My take is that the four truths only apply when suffering exists. If the first truth applies, the remaining truths apply.
That Gautama described a ten-fold path for the adept speaks to the existence of the first truth on occasion, even for those who have attained to “freedom” and “knowledge”.
In MN 70, Gautama described 7 different “(types of) persons existing in the world”. The first two had nothing further to be done through diligence, their cankers were completely destroyed, but the remaining five did have, their cankers being only partly destroyed if at all. The first person had abided in the “peaceful Deliverances”, the incorporeal jhanas, but was “freed both ways”. The third person had abided in the “peaceful Deliverances”, but was apparently not “freed both ways”. The second person was freed by “intuitive wisdom”.
All seven persons had “seen by means of wisdom”.
In MN 4, Gautama recounts directing his mind in the fourth rupa jhana to “the knowledge and recollection of former habitations”, to “the knowledge of the passing hence and arising of beings”, and to “the knowledge and destruction of the cankers”. The knowledge and destruction of the cankers involved both understanding as it really is the four truths, and understanding as it really is four similar truths about the cankers.
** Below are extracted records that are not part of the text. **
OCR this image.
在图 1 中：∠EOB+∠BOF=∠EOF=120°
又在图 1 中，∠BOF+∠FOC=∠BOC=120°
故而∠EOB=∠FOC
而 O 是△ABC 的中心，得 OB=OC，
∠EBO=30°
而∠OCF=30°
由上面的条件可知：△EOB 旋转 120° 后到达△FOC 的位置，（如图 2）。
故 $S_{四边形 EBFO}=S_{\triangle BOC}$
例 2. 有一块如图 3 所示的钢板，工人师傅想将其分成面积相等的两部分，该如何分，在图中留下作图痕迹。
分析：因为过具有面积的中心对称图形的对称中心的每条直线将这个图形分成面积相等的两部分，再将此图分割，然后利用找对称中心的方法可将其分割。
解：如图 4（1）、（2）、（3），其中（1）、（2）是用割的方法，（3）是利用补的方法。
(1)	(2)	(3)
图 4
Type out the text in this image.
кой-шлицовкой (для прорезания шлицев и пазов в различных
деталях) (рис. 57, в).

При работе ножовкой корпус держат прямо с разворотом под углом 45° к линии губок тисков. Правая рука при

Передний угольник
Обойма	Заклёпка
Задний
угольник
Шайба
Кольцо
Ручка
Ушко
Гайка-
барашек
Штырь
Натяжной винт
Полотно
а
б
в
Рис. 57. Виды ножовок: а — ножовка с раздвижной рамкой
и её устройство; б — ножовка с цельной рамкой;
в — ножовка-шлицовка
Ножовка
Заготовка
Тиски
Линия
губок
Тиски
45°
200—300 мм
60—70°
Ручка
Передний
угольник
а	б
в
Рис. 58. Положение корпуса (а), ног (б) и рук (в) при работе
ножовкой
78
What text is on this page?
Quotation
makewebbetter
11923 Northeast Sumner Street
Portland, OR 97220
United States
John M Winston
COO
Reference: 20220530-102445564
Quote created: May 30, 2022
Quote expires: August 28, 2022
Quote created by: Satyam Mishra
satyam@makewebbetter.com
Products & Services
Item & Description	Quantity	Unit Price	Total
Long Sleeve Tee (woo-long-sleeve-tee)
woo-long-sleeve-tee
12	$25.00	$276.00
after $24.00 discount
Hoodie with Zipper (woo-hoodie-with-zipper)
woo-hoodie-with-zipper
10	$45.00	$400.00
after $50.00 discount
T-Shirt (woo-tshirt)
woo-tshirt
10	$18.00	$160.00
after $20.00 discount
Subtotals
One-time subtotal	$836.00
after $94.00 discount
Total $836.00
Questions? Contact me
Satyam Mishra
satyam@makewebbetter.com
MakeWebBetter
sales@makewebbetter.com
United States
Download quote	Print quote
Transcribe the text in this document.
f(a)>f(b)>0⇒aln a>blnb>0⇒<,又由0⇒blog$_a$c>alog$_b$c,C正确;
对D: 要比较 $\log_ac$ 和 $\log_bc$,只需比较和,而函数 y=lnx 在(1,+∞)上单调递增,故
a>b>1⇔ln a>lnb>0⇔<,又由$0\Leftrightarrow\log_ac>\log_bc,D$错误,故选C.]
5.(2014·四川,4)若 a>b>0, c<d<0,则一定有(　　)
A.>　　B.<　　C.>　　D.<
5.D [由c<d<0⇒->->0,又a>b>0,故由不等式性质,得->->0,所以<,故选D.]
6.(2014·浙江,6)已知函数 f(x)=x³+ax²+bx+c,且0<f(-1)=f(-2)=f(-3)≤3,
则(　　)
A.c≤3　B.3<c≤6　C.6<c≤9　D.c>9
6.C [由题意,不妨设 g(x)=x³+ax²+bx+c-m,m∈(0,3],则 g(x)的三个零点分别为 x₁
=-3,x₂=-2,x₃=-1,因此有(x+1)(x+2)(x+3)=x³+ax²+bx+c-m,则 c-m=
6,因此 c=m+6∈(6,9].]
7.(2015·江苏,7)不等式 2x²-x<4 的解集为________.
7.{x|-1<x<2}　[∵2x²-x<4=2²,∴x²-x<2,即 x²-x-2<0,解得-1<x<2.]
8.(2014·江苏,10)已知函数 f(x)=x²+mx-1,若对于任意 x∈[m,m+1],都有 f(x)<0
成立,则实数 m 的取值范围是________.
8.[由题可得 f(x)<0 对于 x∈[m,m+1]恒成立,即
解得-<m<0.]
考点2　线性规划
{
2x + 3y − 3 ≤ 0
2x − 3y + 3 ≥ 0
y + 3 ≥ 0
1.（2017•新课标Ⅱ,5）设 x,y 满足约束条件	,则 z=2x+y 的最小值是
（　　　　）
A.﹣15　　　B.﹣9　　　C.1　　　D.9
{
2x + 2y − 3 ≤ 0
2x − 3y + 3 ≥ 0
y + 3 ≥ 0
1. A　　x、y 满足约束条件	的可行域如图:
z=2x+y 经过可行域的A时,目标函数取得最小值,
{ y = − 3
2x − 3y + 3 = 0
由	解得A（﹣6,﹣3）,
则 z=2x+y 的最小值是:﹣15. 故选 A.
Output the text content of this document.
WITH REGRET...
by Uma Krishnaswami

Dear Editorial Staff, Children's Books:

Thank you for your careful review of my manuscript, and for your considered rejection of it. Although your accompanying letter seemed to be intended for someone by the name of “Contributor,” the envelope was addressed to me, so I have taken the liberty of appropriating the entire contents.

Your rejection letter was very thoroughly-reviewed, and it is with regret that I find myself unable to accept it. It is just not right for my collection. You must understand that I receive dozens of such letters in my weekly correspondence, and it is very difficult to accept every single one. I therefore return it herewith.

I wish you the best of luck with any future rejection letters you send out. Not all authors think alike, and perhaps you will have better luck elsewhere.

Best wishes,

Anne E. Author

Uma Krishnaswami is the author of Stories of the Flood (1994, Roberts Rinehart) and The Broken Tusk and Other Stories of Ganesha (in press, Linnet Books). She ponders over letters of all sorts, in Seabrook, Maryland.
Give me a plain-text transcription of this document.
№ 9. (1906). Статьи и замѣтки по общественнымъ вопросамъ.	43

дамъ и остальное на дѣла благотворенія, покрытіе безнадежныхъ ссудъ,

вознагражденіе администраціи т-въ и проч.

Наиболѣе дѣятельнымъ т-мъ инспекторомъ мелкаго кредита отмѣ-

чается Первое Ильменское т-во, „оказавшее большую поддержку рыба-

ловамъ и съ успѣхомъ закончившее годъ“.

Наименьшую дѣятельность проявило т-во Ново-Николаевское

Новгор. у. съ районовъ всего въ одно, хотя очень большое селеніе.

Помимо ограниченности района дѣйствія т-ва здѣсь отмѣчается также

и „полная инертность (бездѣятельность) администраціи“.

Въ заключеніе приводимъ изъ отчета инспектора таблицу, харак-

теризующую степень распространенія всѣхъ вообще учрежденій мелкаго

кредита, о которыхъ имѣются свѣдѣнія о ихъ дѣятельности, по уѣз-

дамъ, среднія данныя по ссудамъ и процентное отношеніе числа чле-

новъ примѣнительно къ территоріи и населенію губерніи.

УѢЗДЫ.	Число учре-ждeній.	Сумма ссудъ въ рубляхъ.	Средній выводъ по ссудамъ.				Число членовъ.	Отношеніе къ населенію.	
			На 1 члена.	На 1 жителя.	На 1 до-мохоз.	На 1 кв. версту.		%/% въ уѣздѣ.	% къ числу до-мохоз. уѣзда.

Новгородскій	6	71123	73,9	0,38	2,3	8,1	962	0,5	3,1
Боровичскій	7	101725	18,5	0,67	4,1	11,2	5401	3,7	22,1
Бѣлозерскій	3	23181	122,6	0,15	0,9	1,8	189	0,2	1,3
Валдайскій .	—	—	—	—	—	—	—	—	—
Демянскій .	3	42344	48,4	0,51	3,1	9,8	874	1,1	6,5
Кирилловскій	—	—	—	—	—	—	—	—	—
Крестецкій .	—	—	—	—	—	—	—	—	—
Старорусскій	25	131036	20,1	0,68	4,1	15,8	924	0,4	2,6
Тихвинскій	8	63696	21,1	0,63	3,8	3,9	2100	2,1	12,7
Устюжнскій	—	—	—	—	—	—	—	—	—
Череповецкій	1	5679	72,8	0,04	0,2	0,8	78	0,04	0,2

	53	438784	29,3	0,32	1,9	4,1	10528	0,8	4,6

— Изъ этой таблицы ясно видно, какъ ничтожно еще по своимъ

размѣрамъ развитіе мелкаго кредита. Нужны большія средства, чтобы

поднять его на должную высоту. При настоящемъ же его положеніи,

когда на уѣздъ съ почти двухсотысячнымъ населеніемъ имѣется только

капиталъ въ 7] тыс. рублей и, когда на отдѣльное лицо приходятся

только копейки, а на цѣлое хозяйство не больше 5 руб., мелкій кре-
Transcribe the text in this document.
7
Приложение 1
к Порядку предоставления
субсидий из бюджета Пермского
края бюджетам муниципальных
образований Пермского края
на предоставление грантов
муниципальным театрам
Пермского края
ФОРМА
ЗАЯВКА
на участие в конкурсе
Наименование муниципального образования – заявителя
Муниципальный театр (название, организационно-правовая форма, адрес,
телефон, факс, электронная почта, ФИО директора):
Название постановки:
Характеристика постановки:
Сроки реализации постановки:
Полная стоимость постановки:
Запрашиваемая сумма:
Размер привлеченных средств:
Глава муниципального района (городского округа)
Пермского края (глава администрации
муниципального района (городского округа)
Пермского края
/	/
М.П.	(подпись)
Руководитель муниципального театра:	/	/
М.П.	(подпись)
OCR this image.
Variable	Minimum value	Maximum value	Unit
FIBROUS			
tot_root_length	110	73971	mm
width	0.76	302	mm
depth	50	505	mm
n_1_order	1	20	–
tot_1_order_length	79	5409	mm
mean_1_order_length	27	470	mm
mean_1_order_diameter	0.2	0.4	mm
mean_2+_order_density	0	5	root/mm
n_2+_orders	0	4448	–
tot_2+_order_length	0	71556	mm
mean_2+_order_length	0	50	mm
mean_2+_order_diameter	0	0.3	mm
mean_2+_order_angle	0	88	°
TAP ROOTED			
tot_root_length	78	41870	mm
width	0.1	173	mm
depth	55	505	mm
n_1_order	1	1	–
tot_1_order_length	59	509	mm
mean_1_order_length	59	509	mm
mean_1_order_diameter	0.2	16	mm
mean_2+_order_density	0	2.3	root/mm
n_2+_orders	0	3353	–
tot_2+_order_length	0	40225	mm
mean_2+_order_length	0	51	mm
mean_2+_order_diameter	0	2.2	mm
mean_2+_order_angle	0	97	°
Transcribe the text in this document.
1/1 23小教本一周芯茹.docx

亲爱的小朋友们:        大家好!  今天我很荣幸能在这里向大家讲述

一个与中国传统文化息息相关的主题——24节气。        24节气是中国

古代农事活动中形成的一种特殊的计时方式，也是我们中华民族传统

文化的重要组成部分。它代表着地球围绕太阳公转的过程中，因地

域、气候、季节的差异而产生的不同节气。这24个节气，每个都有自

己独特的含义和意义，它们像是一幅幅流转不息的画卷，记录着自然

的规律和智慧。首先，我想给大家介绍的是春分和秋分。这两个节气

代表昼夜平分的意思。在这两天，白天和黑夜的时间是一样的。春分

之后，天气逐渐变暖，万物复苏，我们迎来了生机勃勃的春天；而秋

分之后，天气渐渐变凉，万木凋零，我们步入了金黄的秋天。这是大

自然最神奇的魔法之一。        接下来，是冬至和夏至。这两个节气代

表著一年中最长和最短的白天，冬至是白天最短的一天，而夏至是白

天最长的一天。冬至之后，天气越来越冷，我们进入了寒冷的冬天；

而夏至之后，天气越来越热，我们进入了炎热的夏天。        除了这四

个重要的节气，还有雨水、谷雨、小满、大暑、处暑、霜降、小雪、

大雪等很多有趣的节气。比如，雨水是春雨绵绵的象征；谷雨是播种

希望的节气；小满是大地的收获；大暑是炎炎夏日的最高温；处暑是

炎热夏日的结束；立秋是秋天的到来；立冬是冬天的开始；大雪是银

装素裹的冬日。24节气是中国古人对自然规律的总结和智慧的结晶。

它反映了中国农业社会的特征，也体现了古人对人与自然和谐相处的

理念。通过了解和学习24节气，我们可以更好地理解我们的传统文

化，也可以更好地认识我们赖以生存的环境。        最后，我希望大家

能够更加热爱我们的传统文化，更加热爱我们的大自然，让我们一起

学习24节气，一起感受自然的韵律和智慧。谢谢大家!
In SN 54.11, Gautama recommends the mindfulness described in SN 54.1 to both those aspiring to the “supreme sanctuary from the yoke” and to “those mendicants who are perfected”. Doesn’t sound like a one and done there.
If mindfulness is not one and done, then as in Maha Satipatthana (DN 22), there will be mindfulness of the four rupa jhanas, and of the elements of the path leading to the end of suffering.
Gautama said that seven days and seven nights of Satipatthana would result in “profound knowledge”, but how many are able to direct their minds as he did in the fourth jhana, to former habitations and the arising of beings (much less seeing as it really is the four truths and the cankers)?
You get the brass ring if you are freed and knowledge of that freedom arises, but in fact you remain on the carousel. Or as Ch’an master Yuanwu put it, “if you feel like stopping, then stop. Don’t ever think that you will be finished” (words to that effect, from Zen Letters tr. Cleary).
I’ll add that I don’t find Sariputta’s statements to be as consistent as Gautama’s, and so tend to disregard them, in spite of Gautama’s expressed confidence in them (which may or may not have been an addition, IMO).